Quantum solver for single-impurity Anderson models with particle-hole symmetry
Mariia Karabin, Tanvir Sohail, Dmytro Bykov, Eduardo Antonio Coello Pérez, Swarnava Ghosh, Murali Gopalakrishnan Meena, Seongmin Kim, Amir Shehata, In-Saeng Suh, Hanna Terletska, Markus Eisenbach
TL;DR
This work addresses the challenge of solving the Anderson impurity model within DMFT on near-term quantum hardware by deploying a quantum-classical hybrid solver that uses a variational quantum eigensolver to prepare the AIM ground state with a symmetry-constrained, shallow ansatz and to generate particle/hole excitations for Green's function reconstruction.
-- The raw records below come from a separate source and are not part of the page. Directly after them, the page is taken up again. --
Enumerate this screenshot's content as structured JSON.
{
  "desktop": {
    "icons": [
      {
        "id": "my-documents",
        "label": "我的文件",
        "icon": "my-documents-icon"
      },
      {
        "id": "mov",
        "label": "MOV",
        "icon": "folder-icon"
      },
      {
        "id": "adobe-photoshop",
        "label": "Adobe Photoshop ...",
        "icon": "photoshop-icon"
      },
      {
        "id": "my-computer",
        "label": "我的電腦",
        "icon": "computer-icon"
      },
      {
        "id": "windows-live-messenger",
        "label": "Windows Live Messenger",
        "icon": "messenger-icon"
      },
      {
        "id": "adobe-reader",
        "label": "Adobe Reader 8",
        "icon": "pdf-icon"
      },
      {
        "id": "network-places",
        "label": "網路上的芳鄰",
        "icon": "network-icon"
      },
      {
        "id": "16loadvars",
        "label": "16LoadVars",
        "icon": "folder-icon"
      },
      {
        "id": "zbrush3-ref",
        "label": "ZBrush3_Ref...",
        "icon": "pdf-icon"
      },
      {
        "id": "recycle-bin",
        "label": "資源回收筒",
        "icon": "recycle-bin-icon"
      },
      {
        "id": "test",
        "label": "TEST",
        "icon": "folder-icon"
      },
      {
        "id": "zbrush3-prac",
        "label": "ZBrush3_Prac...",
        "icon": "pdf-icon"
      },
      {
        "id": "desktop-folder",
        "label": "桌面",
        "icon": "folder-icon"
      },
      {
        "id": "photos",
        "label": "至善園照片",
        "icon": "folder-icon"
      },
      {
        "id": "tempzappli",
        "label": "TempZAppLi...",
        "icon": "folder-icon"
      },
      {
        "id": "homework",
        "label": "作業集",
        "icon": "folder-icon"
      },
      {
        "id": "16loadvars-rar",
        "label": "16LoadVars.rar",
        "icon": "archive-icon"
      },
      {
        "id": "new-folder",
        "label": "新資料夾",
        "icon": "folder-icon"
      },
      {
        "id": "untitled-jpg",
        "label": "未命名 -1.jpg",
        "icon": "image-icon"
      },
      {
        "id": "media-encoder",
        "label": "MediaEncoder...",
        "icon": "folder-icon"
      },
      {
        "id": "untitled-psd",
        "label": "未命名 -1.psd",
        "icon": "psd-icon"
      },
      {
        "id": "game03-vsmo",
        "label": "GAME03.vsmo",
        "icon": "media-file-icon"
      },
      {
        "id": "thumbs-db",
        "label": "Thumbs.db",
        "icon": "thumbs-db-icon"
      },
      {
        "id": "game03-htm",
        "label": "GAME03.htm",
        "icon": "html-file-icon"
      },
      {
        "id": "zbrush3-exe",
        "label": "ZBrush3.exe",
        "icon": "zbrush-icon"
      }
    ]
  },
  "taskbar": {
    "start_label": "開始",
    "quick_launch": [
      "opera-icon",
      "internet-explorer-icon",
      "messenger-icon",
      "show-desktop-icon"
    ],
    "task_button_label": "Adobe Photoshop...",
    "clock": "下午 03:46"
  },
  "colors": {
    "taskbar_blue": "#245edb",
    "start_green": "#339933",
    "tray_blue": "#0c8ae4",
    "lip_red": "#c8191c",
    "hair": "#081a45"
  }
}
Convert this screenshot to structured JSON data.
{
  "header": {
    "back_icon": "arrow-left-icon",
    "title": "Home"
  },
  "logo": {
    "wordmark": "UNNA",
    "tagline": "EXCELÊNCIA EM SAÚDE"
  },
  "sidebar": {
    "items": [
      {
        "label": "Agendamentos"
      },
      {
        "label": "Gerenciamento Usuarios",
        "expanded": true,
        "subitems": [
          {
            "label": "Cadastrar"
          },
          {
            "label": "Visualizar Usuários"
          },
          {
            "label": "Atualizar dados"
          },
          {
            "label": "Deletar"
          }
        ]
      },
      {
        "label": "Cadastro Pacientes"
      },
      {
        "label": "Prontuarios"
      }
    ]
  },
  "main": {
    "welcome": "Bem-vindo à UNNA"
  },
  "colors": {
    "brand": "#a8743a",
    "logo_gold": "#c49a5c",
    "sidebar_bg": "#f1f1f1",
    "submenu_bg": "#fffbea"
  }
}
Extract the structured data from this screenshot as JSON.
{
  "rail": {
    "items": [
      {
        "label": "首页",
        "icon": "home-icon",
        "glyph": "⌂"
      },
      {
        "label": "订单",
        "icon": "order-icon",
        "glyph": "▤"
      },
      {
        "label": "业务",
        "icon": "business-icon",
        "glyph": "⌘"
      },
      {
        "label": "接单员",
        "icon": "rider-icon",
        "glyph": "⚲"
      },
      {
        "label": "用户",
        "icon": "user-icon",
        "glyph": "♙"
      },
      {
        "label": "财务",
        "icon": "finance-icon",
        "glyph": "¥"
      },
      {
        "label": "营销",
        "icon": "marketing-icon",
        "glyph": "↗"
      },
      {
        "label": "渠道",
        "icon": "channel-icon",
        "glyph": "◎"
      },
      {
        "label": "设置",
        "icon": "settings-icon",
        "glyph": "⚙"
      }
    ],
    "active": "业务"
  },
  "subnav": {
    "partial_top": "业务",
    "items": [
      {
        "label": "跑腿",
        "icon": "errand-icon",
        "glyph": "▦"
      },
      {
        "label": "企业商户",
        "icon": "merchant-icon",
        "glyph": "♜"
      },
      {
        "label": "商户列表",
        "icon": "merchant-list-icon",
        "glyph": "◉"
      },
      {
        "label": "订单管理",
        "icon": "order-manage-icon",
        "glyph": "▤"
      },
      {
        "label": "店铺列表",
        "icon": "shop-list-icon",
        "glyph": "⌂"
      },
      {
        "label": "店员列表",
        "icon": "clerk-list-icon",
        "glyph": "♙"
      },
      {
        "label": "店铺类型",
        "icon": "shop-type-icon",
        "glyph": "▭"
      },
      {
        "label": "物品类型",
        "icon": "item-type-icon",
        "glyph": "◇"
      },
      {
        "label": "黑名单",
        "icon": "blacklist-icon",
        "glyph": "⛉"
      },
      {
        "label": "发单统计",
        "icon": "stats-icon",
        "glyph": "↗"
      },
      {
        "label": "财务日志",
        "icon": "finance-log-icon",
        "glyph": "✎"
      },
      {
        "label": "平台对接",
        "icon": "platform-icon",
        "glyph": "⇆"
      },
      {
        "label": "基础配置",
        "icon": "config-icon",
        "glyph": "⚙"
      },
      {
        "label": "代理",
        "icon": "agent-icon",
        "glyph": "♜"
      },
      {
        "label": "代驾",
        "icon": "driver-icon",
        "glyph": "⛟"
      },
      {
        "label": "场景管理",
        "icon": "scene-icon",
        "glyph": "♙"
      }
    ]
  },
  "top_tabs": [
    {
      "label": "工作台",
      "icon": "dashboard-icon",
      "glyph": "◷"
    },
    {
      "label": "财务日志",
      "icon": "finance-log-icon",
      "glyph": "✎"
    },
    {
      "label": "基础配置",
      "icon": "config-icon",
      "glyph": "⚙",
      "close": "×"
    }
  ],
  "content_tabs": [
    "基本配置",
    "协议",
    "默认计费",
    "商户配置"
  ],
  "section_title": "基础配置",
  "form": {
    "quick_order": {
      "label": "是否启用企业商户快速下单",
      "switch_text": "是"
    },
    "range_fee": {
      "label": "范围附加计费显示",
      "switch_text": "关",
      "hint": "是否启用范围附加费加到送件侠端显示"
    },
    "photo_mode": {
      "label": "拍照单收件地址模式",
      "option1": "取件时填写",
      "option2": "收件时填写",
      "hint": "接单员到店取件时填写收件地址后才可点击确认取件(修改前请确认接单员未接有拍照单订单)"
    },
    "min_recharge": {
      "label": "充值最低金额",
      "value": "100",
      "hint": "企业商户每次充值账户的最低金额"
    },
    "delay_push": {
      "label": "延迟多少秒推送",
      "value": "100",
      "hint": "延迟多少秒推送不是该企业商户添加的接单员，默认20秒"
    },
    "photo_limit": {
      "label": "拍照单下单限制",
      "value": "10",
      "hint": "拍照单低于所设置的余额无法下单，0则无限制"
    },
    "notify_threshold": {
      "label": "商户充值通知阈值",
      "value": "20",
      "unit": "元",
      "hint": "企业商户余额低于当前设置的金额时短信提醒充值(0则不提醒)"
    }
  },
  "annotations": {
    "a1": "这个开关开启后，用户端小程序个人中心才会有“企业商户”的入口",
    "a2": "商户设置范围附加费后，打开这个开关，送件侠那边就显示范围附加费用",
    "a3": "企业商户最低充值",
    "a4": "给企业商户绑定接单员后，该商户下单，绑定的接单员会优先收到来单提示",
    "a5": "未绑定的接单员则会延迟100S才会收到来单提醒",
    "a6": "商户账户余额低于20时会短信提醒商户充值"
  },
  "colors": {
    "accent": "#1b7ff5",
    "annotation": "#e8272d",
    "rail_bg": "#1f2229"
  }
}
Green's functions are obtained via a Krylov-based continued-fraction expansion, with the impurity DOS benchmarked against classical exact results across bath sizes $N_b\in\{1,3,5\}$ and Hubbard interactions $U$, while three optimizers (COBYLA, Adam, L-BFGS-B) and a quantum-computed-moments (QCM) correction are explored to quantify accuracy-cost trade-offs. Key contributions include the demonstration that near-term devices can reconstruct real-frequency observables with reasonable fidelity, a systematic comparison of optimization strategies under sampling noise, and a quantification of the resource overheads for integrating quantum impurity solvers into DMFT loops. The findings establish practical benchmarks and pave the way for extended DMFT/DFT+DMFT workflows leveraging quantum impurity solvers, while emphasizing the role of error mitigation and higher-moment corrections in achieving robust performance.
Abstract
Quantum embedding methods, such as dynamical mean-field theory (DMFT), provide a powerful framework for investigating strongly correlated materials. A central computational bottleneck in DMFT is in solving the Anderson impurity model (AIM), whose exact solution is classically intractable for large bath sizes. In this work, we develop and benchmark a quantum-classical hybrid solver tailored for DMFT applications, using the variational quantum eigensolver (VQE) to prepare the ground state of the AIM with shallow quantum circuits. The solver uses a unified ansatz framework to prepare the particle and hole excitations of the ground-state from parameter-shifted circuits, enabling the reconstruction of the impurity Green's function through a continued-fraction expansion. We evaluate the performance of this approach across a few bath sizes and interaction strengths under noisy, shot-limited conditions. We compare three optimization routines (COBYLA, Adam, and L-BFGS-B) in terms of convergence and fidelity, assess the benefits of estimating a quantum-computed moment (QCM) correction to the variational energies, and benchmark the approach by comparing the reconstructed density of states (DOS) against that obtained using a classical pipeline. Our results demonstrate the feasibility of Green's function reconstruction on near-term devices and establish practical benchmarks for quantum impurity solvers embedded within self-consistent DMFT loops.